Pour autant j'observe aussi qu'être concerné par une oppression ne rend pas
absolu dans son témoignage. D'abord parce qu'il y a des cons partout et ensuite
parce que certain refusent de faire ce pas qui consiste avant tout à se
remettre en cause et à accepter ses propres privilèges. Actuellement je vis en
cité HLM mais ça n'a pas toujours été le cas. Je viens d'une bonne famille qui
m'a appris que j'étais autant à ma place à l'opéra qu'à un poste de direction.

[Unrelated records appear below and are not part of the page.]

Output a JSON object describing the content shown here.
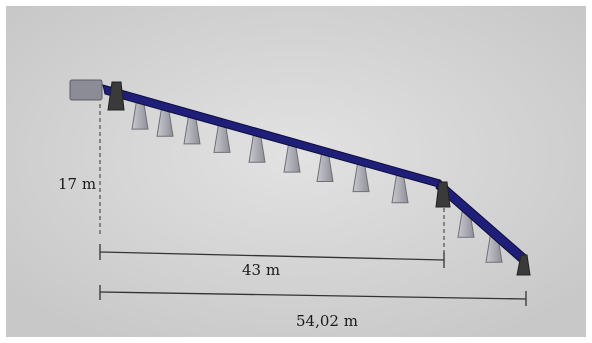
{
  "diagram": {
    "labels": {
      "height": "17 m",
      "first_span": "43 m",
      "total_span": "54,02 m"
    },
    "colors": {
      "background": "#d4d4d4",
      "boom": "#1f1f7a",
      "boom_edge": "#0d0d3d",
      "nozzle": "#a9a9b2",
      "nozzle_edge": "#6f6f78",
      "support": "#3a3a3a",
      "housing": "#8c8c96",
      "dimension_line": "#333333"
    }
  }
}
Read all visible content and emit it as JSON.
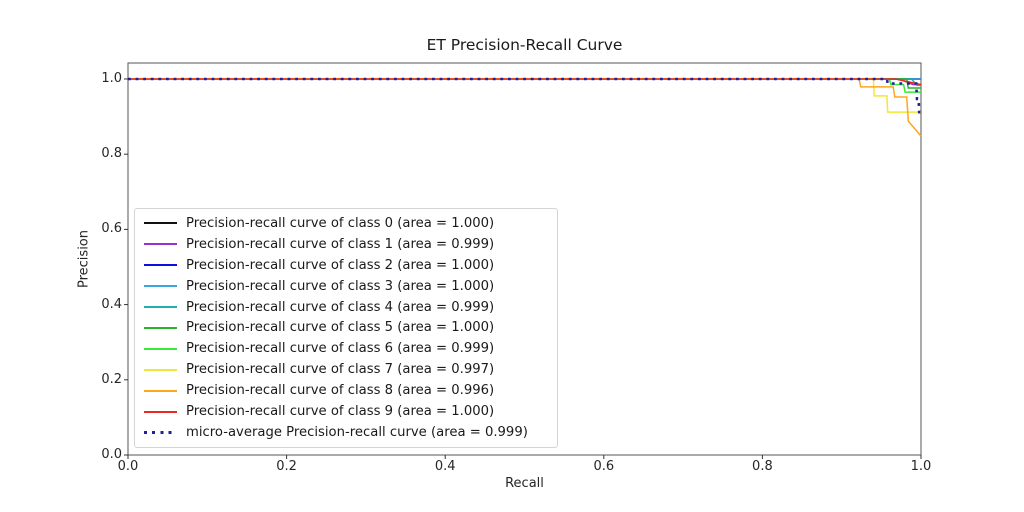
{
  "chart_data": {
    "type": "line",
    "title": "ET Precision-Recall Curve",
    "xlabel": "Recall",
    "ylabel": "Precision",
    "xlim": [
      0.0,
      1.0
    ],
    "ylim": [
      0.0,
      1.0425
    ],
    "xticks": [
      0.0,
      0.2,
      0.4,
      0.6,
      0.8,
      1.0
    ],
    "yticks": [
      0.0,
      0.2,
      0.4,
      0.6,
      0.8,
      1.0
    ],
    "grid": false,
    "legend_position": "lower-left-inside",
    "axis_color": "#555555",
    "tick_color": "#333333",
    "series": [
      {
        "name": "class-0",
        "label": "Precision-recall curve of class 0 (area = 1.000)",
        "area": "1.000",
        "color": "#111111",
        "style": "solid",
        "points": [
          [
            0.0,
            1.0
          ],
          [
            1.0,
            1.0
          ]
        ]
      },
      {
        "name": "class-1",
        "label": "Precision-recall curve of class 1 (area = 0.999)",
        "area": "0.999",
        "color": "#9932CC",
        "style": "solid",
        "points": [
          [
            0.0,
            1.0
          ],
          [
            0.973,
            1.0
          ],
          [
            0.99,
            0.985
          ],
          [
            1.0,
            0.985
          ]
        ]
      },
      {
        "name": "class-2",
        "label": "Precision-recall curve of class 2 (area = 1.000)",
        "area": "1.000",
        "color": "#0F0FE0",
        "style": "solid",
        "points": [
          [
            0.0,
            1.0
          ],
          [
            1.0,
            1.0
          ]
        ]
      },
      {
        "name": "class-3",
        "label": "Precision-recall curve of class 3 (area = 1.000)",
        "area": "1.000",
        "color": "#3BA6DC",
        "style": "solid",
        "points": [
          [
            0.0,
            1.0
          ],
          [
            1.0,
            1.0
          ]
        ]
      },
      {
        "name": "class-4",
        "label": "Precision-recall curve of class 4 (area = 0.999)",
        "area": "0.999",
        "color": "#20B2AA",
        "style": "solid",
        "points": [
          [
            0.0,
            1.0
          ],
          [
            0.988,
            1.0
          ],
          [
            0.995,
            0.983
          ],
          [
            1.0,
            0.983
          ]
        ]
      },
      {
        "name": "class-5",
        "label": "Precision-recall curve of class 5 (area = 1.000)",
        "area": "1.000",
        "color": "#2AB42A",
        "style": "solid",
        "points": [
          [
            0.0,
            1.0
          ],
          [
            0.982,
            1.0
          ],
          [
            0.984,
            0.976
          ],
          [
            1.0,
            0.976
          ]
        ]
      },
      {
        "name": "class-6",
        "label": "Precision-recall curve of class 6 (area = 0.999)",
        "area": "0.999",
        "color": "#39E839",
        "style": "solid",
        "points": [
          [
            0.0,
            1.0
          ],
          [
            0.96,
            1.0
          ],
          [
            0.962,
            0.985
          ],
          [
            0.978,
            0.985
          ],
          [
            0.98,
            0.965
          ],
          [
            1.0,
            0.965
          ]
        ]
      },
      {
        "name": "class-7",
        "label": "Precision-recall curve of class 7 (area = 0.997)",
        "area": "0.997",
        "color": "#F2E734",
        "style": "solid",
        "points": [
          [
            0.0,
            1.0
          ],
          [
            0.94,
            1.0
          ],
          [
            0.941,
            0.955
          ],
          [
            0.957,
            0.955
          ],
          [
            0.958,
            0.912
          ],
          [
            1.0,
            0.912
          ]
        ]
      },
      {
        "name": "class-8",
        "label": "Precision-recall curve of class 8 (area = 0.996)",
        "area": "0.996",
        "color": "#FFA51F",
        "style": "solid",
        "points": [
          [
            0.0,
            1.0
          ],
          [
            0.922,
            1.0
          ],
          [
            0.924,
            0.979
          ],
          [
            0.965,
            0.979
          ],
          [
            0.967,
            0.952
          ],
          [
            0.982,
            0.952
          ],
          [
            0.984,
            0.888
          ],
          [
            1.0,
            0.848
          ]
        ]
      },
      {
        "name": "class-9",
        "label": "Precision-recall curve of class 9 (area = 1.000)",
        "area": "1.000",
        "color": "#EA2A20",
        "style": "solid",
        "points": [
          [
            0.0,
            1.0
          ],
          [
            0.968,
            1.0
          ],
          [
            1.0,
            0.985
          ]
        ]
      },
      {
        "name": "micro-average",
        "label": "micro-average Precision-recall curve (area = 0.999)",
        "area": "0.999",
        "color": "#20209B",
        "style": "dotted",
        "points": [
          [
            0.0,
            1.0
          ],
          [
            0.957,
            1.0
          ],
          [
            0.958,
            0.988
          ],
          [
            0.994,
            0.988
          ],
          [
            0.995,
            0.947
          ],
          [
            0.997,
            0.947
          ],
          [
            0.998,
            0.9
          ],
          [
            1.0,
            0.9
          ]
        ]
      }
    ]
  }
}
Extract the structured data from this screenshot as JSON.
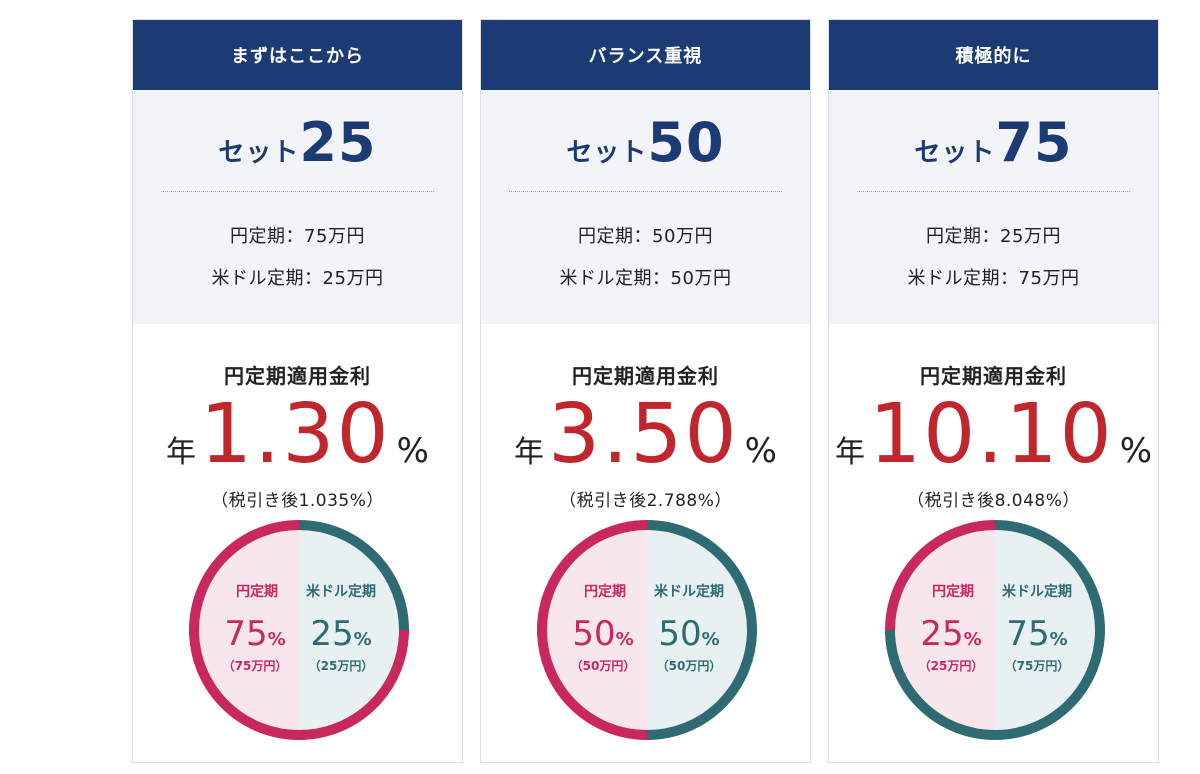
{
  "plans": [
    {
      "header": "まずはここから",
      "set_word": "セット",
      "set_num": "25",
      "yen_alloc": "円定期：75万円",
      "usd_alloc": "米ドル定期：25万円",
      "rate_label": "円定期適用金利",
      "rate_prefix": "年",
      "rate": "1.30",
      "rate_unit": "%",
      "after_tax": "（税引き後1.035%）",
      "yen_share": 75,
      "yen_name": "円定期",
      "yen_pct": "75",
      "yen_amount": "（75万円）",
      "usd_name": "米ドル定期",
      "usd_pct": "25",
      "usd_amount": "（25万円）",
      "pct_sign": "%"
    },
    {
      "header": "バランス重視",
      "set_word": "セット",
      "set_num": "50",
      "yen_alloc": "円定期：50万円",
      "usd_alloc": "米ドル定期：50万円",
      "rate_label": "円定期適用金利",
      "rate_prefix": "年",
      "rate": "3.50",
      "rate_unit": "%",
      "after_tax": "（税引き後2.788%）",
      "yen_share": 50,
      "yen_name": "円定期",
      "yen_pct": "50",
      "yen_amount": "（50万円）",
      "usd_name": "米ドル定期",
      "usd_pct": "50",
      "usd_amount": "（50万円）",
      "pct_sign": "%"
    },
    {
      "header": "積極的に",
      "set_word": "セット",
      "set_num": "75",
      "yen_alloc": "円定期：25万円",
      "usd_alloc": "米ドル定期：75万円",
      "rate_label": "円定期適用金利",
      "rate_prefix": "年",
      "rate": "10.10",
      "rate_unit": "%",
      "after_tax": "（税引き後8.048%）",
      "yen_share": 25,
      "yen_name": "円定期",
      "yen_pct": "25",
      "yen_amount": "（25万円）",
      "usd_name": "米ドル定期",
      "usd_pct": "75",
      "usd_amount": "（75万円）",
      "pct_sign": "%"
    }
  ],
  "colors": {
    "header_bg": "#1c3a73",
    "yen": "#c8285c",
    "usd": "#2e6b72",
    "yen_fill": "#f8e6ed",
    "usd_fill": "#e9f0f2",
    "rate": "#c0272d"
  }
}
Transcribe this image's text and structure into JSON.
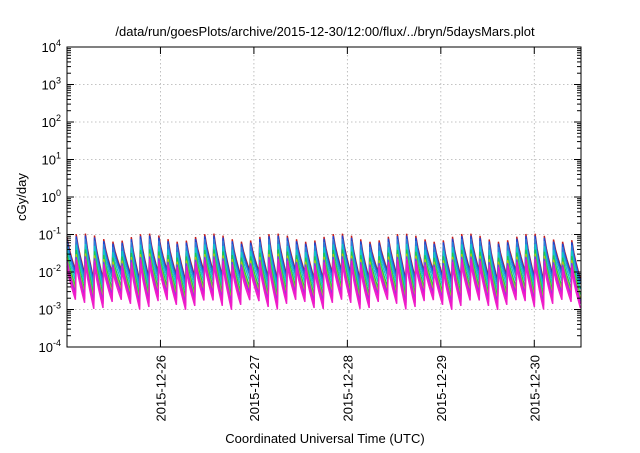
{
  "chart_data": {
    "type": "line",
    "title": "/data/run/goesPlots/archive/2015-12-30/12:00/flux/../bryn/5daysMars.plot",
    "xlabel": "Coordinated Universal Time (UTC)",
    "ylabel": "cGy/day",
    "yscale": "log",
    "ylim": [
      0.0001,
      10000
    ],
    "xlim": [
      "2015-12-25T00:00",
      "2015-12-30T12:00"
    ],
    "grid": true,
    "legend": "none",
    "x_tick_labels": [
      "2015-12-26",
      "2015-12-27",
      "2015-12-28",
      "2015-12-29",
      "2015-12-30"
    ],
    "x_tick_dates": [
      "2015-12-26T00:00",
      "2015-12-27T00:00",
      "2015-12-28T00:00",
      "2015-12-29T00:00",
      "2015-12-30T00:00"
    ],
    "y_ticks": [
      {
        "base": "10",
        "exp": "-4",
        "value": 0.0001
      },
      {
        "base": "10",
        "exp": "-3",
        "value": 0.001
      },
      {
        "base": "10",
        "exp": "-2",
        "value": 0.01
      },
      {
        "base": "10",
        "exp": "-1",
        "value": 0.1
      },
      {
        "base": "10",
        "exp": "0",
        "value": 1
      },
      {
        "base": "10",
        "exp": "1",
        "value": 10
      },
      {
        "base": "10",
        "exp": "2",
        "value": 100
      },
      {
        "base": "10",
        "exp": "3",
        "value": 1000
      },
      {
        "base": "10",
        "exp": "4",
        "value": 10000
      }
    ],
    "pattern": {
      "type": "sawtooth",
      "cycles": 56,
      "note_hidden": false
    },
    "series": [
      {
        "color": "#c81e1e",
        "peak": 0.085,
        "trough": 0.0085
      },
      {
        "color": "#1e46d2",
        "peak": 0.075,
        "trough": 0.0075
      },
      {
        "color": "#2e7fdb",
        "peak": 0.062,
        "trough": 0.0062
      },
      {
        "color": "#12c8c8",
        "peak": 0.045,
        "trough": 0.0045
      },
      {
        "color": "#1ec850",
        "peak": 0.032,
        "trough": 0.0032
      },
      {
        "color": "#b4c814",
        "peak": 0.025,
        "trough": 0.0025
      },
      {
        "color": "#7a3ce6",
        "peak": 0.021,
        "trough": 0.0021
      },
      {
        "color": "#e614d2",
        "peak": 0.018,
        "trough": 0.0018
      },
      {
        "color": "#f01ec8",
        "peak": 0.014,
        "trough": 0.0014
      }
    ]
  }
}
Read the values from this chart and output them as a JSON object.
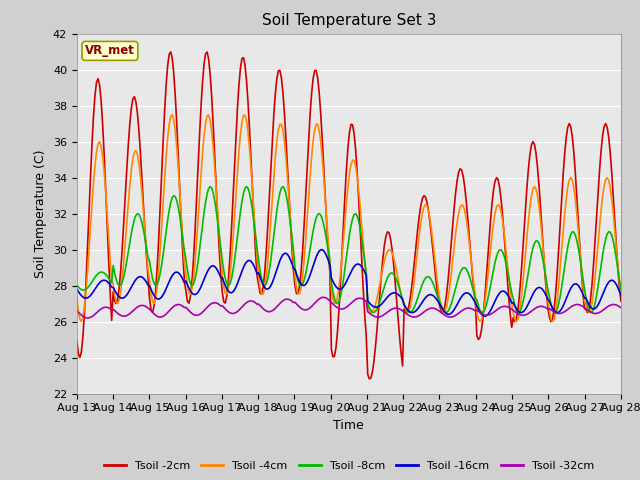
{
  "title": "Soil Temperature Set 3",
  "xlabel": "Time",
  "ylabel": "Soil Temperature (C)",
  "ylim": [
    22,
    42
  ],
  "yticks": [
    22,
    24,
    26,
    28,
    30,
    32,
    34,
    36,
    38,
    40,
    42
  ],
  "xtick_labels": [
    "Aug 13",
    "Aug 14",
    "Aug 15",
    "Aug 16",
    "Aug 17",
    "Aug 18",
    "Aug 19",
    "Aug 20",
    "Aug 21",
    "Aug 22",
    "Aug 23",
    "Aug 24",
    "Aug 25",
    "Aug 26",
    "Aug 27",
    "Aug 28"
  ],
  "colors": {
    "Tsoil -2cm": "#cc0000",
    "Tsoil -4cm": "#ff8800",
    "Tsoil -8cm": "#00bb00",
    "Tsoil -16cm": "#0000cc",
    "Tsoil -32cm": "#aa00aa"
  },
  "plot_bg_color": "#e8e8e8",
  "fig_bg_color": "#d0d0d0",
  "grid_color": "#ffffff",
  "annotation_text": "VR_met",
  "annotation_bg": "#ffffcc",
  "annotation_border": "#999900"
}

C'est quand même un sacré plus pour oser réclamer aussi une part de fragilité
dans la certitude d'être au bon moment et à la bonne place. Je comprends ce qui
pousse à faire valoir sa différence comme un absolu légitime quand il y a la
possibilité de le faire d'autant que si le discours est bien calibré, il en
devient légitime. Je pense en particuliers aux femmes qui font l’apologie du
masculinisme. C'est bien plus facile de penser que le autres ont tord que de
réfléchir aux enjeux réels d'un tel discours. Alors oui je jette la première
pierre parce que je me sens agressé par ce militantisme obsolète et contre
productif. Et rendez-vous dans la rue à celleux qui veulent faire avancer leur
droit et ceux des autres.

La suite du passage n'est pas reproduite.